Padahal sebagaimana telah dimaklumi, bahwa Islam telah menempat posisi laki-perempuan dan atau suami-isteri, sesuai dengan porsinya, yang ini nggak bisa digeser atau ditukar. Seperti kewajiban mencari nafkah telah dibebankan oleh Allah atas laki-laki, tidak atas wanita (QS al-Baqarah [2]: 233; QS at-Thalaq: 6). Sebaliknya, perintah untuk mendidik anak ditujukan kepada ayah dan ibu (QS at-Tahrim: 6). Karena Allah telah menjadikan laki-laki sebagai pemimpin dalam keluarga (QS an-Nisa’ [4]: 34) maka terbentuklah pembagian peran sosial antara laki-laki dan wanita. Wanita lebih mengutamakan tugasnya di rumah tangga, sementara laki-laki mencari nafkah di luar rumah. Laki-laki menjadi pemimpin yang dimintai pertanggungjawabannya oleh Allah akan nasib orang yang dipimpinnya, sedangkan wanita akan dimintai pertanggungjawabannya oleh Allah mengenai ketaatannya kepada laki-laki (suami) yang menjadi pemimpinnya.

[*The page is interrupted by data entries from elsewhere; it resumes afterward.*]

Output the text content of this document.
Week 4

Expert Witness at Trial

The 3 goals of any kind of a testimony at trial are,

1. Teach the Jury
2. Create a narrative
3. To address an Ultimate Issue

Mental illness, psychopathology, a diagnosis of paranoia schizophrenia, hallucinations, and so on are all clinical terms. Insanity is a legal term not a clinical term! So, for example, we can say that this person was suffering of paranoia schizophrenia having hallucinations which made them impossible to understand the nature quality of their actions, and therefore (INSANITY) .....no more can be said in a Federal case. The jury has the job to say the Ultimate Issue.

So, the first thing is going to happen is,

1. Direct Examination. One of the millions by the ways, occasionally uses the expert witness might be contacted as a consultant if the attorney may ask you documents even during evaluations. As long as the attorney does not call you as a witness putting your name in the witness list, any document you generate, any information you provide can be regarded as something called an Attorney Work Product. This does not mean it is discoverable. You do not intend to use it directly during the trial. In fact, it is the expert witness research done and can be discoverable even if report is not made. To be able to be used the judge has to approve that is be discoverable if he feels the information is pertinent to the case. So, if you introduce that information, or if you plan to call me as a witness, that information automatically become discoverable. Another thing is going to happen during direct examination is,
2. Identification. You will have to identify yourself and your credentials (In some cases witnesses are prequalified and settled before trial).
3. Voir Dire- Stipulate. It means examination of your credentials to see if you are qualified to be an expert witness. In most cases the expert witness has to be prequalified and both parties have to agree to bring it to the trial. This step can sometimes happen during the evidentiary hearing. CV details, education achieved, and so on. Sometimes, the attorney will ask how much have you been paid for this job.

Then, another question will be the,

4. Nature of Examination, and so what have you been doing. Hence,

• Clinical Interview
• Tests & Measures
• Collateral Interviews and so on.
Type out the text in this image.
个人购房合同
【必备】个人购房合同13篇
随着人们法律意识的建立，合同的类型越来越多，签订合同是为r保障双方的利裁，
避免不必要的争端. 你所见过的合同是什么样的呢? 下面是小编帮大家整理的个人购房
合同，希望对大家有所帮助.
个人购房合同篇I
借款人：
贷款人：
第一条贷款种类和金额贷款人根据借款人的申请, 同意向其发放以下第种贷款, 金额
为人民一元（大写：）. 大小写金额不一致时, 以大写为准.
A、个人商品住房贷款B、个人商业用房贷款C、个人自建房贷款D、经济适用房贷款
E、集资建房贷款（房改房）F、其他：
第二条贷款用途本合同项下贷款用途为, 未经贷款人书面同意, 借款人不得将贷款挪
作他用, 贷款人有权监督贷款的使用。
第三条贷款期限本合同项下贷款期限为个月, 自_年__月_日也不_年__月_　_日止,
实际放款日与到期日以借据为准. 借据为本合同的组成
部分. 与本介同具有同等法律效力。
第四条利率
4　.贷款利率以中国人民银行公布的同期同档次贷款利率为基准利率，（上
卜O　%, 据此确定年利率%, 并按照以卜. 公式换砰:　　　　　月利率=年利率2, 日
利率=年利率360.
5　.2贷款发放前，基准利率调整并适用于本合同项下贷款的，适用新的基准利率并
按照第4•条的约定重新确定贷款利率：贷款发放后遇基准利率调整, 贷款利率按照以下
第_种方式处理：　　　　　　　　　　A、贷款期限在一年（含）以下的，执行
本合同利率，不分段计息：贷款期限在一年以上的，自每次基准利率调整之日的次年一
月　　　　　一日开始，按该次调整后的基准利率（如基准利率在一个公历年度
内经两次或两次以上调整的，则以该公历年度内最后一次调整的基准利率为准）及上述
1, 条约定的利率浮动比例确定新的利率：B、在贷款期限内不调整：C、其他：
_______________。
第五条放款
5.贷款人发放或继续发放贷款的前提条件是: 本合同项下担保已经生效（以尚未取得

Sementara itu, di sektor publik, laki-laki dan perempuan memiliki peran yang sama, terutama dalam urusan dakwah dan amar makruf nahi mungkar (QS Ali Imran [3]: 104 dan 110; QS at-Taubah [9]: 71). Tidak menjadi masalah pada saat wanita tidak ikut memutuskan sesuatu yang menyangkut urusan dirinya, karena kebutuhan-kebutuhan hidupnya memang terpenuhi dengan baik. Kalaupun kebutuhannya tidak dipenuhi oleh suami atau walinya, ia akan mengingatkan pemimpinnya itu agar takut kepada Allah karena hak-haknya tidak dipenuhi.
Begitulah seharusnya. Anda bukan bertukar posisi, tapi hanya sekedar berbagi tugas. Sebagai suami kita hanya sedikit melegakan hati, meluangkan waktu untuk berbagi tugas dengan pasangan kita. Sementara bagi istri, tidak lantas latah, ikut-ikutan meneriakkan feminisme, yang sebenarnya racun bagi rumah tangga kita.